Zhu, Yaqin, Zhang, Jian, Meng, Fenghua, Deng, Chao, Cheng, Ru, Feijen, Jan, Zhong, Zhiyuan
ACS applied materials & interfaces 2017 v.9 no.41 pp. 35651-35663
apoptosis, crosslinking, cytotoxicity, drugs, flow cytometry, lysosomes, micelles, neoplasm cells, peptides, polyethylene glycol
The application of cell-penetrating peptides like TAT for in vivo targeted delivery is limited because the penetration behavior is not cell-specific.

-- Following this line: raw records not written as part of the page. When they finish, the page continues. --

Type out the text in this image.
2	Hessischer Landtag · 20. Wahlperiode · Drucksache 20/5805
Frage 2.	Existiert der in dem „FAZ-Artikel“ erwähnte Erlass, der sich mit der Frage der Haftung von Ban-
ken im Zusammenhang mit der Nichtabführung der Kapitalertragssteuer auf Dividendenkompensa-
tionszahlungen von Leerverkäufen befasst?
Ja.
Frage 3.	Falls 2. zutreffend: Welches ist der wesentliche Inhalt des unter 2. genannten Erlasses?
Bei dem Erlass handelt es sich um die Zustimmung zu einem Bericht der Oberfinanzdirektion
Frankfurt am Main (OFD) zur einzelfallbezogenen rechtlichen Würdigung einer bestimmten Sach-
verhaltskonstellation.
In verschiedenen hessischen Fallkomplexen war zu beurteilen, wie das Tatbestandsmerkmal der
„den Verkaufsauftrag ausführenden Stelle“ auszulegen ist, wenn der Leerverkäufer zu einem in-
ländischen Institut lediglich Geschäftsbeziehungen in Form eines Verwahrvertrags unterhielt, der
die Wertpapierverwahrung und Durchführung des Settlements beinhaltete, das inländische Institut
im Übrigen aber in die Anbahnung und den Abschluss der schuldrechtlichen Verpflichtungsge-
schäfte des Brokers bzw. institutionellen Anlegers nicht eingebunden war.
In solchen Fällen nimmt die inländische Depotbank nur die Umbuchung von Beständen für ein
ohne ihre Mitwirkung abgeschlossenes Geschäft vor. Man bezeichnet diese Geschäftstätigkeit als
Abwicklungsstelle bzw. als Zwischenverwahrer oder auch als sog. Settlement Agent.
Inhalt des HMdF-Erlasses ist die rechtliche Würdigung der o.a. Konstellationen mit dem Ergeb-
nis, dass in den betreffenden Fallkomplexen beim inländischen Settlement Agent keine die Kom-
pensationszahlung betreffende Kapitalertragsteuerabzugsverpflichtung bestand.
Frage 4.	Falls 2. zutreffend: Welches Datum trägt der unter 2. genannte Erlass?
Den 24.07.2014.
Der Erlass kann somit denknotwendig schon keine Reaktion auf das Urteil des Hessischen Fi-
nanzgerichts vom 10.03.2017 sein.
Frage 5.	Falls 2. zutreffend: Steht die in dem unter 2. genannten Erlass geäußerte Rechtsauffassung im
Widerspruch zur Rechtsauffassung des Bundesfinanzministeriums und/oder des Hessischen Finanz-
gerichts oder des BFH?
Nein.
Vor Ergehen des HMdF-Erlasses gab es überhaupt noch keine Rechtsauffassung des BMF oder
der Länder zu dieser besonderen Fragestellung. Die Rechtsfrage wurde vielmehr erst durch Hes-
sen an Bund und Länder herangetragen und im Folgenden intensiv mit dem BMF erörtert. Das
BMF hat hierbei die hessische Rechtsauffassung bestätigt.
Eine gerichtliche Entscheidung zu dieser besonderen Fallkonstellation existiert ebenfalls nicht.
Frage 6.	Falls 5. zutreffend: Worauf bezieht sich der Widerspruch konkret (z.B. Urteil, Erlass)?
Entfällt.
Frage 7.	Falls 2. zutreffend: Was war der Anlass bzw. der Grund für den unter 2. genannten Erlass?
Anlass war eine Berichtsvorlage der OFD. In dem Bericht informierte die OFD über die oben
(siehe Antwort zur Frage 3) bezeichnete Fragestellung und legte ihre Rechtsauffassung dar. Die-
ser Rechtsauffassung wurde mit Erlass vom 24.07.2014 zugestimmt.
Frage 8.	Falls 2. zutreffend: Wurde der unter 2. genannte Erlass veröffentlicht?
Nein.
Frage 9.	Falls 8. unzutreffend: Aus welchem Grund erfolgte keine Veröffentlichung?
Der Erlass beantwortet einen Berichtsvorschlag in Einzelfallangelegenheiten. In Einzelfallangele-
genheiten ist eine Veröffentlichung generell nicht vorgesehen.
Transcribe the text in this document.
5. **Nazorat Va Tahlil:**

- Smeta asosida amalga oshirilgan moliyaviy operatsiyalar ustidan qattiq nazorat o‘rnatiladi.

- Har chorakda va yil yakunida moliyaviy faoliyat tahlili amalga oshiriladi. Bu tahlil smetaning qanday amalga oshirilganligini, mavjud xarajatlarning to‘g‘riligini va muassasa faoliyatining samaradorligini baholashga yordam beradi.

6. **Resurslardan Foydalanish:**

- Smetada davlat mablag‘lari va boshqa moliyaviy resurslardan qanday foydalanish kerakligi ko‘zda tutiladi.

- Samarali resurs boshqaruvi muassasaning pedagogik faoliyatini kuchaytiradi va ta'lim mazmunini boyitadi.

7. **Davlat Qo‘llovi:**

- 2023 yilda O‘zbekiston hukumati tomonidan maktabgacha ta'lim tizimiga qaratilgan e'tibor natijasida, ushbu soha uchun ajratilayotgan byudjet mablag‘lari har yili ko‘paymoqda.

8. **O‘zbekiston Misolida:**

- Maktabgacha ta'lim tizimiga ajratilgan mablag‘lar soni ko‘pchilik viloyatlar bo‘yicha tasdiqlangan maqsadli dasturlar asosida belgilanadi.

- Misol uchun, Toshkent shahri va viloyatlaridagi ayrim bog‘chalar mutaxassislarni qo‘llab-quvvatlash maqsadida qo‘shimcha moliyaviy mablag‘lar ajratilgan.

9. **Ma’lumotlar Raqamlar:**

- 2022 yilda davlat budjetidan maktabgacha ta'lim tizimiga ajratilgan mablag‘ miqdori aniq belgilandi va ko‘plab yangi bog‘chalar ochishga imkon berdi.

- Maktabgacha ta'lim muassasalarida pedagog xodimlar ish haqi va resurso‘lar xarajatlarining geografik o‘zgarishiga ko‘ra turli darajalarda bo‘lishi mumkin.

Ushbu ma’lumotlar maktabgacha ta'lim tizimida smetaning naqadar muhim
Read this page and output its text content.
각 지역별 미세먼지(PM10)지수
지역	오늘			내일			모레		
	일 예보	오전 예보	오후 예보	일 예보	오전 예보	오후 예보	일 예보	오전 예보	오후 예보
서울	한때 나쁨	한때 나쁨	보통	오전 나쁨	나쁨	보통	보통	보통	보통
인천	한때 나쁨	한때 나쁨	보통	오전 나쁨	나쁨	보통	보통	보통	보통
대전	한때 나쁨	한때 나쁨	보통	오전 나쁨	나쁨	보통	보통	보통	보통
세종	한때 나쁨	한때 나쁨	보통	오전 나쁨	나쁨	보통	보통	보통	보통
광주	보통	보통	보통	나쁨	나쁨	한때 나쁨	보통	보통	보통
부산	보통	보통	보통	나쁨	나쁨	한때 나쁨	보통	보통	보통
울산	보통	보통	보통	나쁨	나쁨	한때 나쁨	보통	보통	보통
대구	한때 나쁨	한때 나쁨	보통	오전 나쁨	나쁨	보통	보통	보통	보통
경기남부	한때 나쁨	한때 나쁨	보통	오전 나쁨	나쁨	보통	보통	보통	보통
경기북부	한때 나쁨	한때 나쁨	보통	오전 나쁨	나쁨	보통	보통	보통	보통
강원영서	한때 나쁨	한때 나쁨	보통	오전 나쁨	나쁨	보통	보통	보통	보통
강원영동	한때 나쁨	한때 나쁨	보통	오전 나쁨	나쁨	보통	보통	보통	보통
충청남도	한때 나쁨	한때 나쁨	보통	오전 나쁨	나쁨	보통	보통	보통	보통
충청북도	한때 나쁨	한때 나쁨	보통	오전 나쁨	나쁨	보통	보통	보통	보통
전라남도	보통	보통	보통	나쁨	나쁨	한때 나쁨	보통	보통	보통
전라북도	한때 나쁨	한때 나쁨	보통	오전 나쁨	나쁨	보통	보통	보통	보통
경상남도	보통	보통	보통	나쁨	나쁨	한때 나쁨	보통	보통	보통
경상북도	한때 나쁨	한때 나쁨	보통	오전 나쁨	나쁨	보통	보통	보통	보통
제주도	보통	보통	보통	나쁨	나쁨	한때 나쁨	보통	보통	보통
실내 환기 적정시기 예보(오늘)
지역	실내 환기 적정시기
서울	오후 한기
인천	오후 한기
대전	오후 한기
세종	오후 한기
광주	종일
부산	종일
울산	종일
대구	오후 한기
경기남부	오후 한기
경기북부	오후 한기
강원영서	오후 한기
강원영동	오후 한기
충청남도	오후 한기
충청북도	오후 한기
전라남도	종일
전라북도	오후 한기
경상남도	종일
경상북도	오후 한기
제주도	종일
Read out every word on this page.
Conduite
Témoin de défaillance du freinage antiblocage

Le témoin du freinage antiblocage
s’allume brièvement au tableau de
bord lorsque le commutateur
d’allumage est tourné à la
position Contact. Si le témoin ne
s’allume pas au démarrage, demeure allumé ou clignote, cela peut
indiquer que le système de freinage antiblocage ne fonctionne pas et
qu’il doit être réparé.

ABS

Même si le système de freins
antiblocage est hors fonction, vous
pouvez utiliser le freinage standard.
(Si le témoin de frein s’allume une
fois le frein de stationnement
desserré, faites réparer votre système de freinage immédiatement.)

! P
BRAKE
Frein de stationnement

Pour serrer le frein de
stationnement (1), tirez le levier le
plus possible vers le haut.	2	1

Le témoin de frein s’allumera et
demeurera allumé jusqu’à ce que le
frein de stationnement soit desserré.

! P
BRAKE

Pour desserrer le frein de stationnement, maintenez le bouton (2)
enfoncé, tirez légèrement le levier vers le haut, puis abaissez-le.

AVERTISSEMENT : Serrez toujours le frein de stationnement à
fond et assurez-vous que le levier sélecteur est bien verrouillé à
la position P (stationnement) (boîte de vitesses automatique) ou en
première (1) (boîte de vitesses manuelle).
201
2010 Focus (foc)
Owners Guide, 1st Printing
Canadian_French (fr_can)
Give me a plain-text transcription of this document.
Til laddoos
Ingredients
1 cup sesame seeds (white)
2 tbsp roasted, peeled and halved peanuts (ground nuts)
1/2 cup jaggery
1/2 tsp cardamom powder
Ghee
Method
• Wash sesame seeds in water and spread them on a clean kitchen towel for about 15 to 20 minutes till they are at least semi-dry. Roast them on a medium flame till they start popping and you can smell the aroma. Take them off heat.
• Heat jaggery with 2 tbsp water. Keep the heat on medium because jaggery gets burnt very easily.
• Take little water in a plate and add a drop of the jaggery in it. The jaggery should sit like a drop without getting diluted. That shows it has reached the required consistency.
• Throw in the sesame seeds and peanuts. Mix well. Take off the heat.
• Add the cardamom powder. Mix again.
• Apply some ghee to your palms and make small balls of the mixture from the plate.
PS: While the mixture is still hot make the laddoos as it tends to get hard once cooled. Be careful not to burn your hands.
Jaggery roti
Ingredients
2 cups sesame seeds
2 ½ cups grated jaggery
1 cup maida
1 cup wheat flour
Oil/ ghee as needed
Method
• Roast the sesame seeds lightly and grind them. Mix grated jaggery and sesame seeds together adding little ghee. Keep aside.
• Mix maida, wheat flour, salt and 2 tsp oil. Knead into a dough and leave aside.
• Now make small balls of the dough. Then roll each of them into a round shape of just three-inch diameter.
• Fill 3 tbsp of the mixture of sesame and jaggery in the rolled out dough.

Herein, we designed cRGD and TAT comodified cross-linkable micelles (cRGD/TAT CMs), in which the TAT peptide was shielded by relatively long poly(ethylene glycol) (PEG) chains. Docetaxel (DTX)-loaded cRGD/TAT CMs were very stable with minimal drug leakage under physiological conditions, whereas rapid DTX release took place in a reductive environment. Flow cytometry showed that the cRGD/TAT CMs with molar ratios of 20% cRGD and 10% TAT (cRGD20/TAT10 CMs) were selectively and efficiently taken up by ανβ₃-overexpressing U87MG glioma cells, with 8.3-fold and 18.3-fold higher uptake than cRGD20 CMs and PEG CMs, respectively. DTX-loaded cRGD20/TAT10 CMs exhibited a high cytotoxicity in U87MG cells, leading to rapid apoptosis of the tumor cells. Uptake mechanism studies revealed that cRGD20/TAT10 CMs mainly employed the caveolae-mediated endocytotic pathway and efficiently escaped from the lysosomes. Notably, cRGD20/TAT10 CMs had a long circulating time of 6.25 h in vivo, due to cross-linking of the micelles and shielding of the TAT peptide. Moreover, DTX-loaded cRGD20/TAT10 CMs exhibited a significantly higher accumulation and deeper penetration in subcutaneous U87MG glioma tissue compared to cRGD20 CMs and PEG CMs, leading to superior antitumor efficacy in vivo. Therefore, this dual-ligand strategy provides an effective way to realize tumor-specific penetration and inhibition.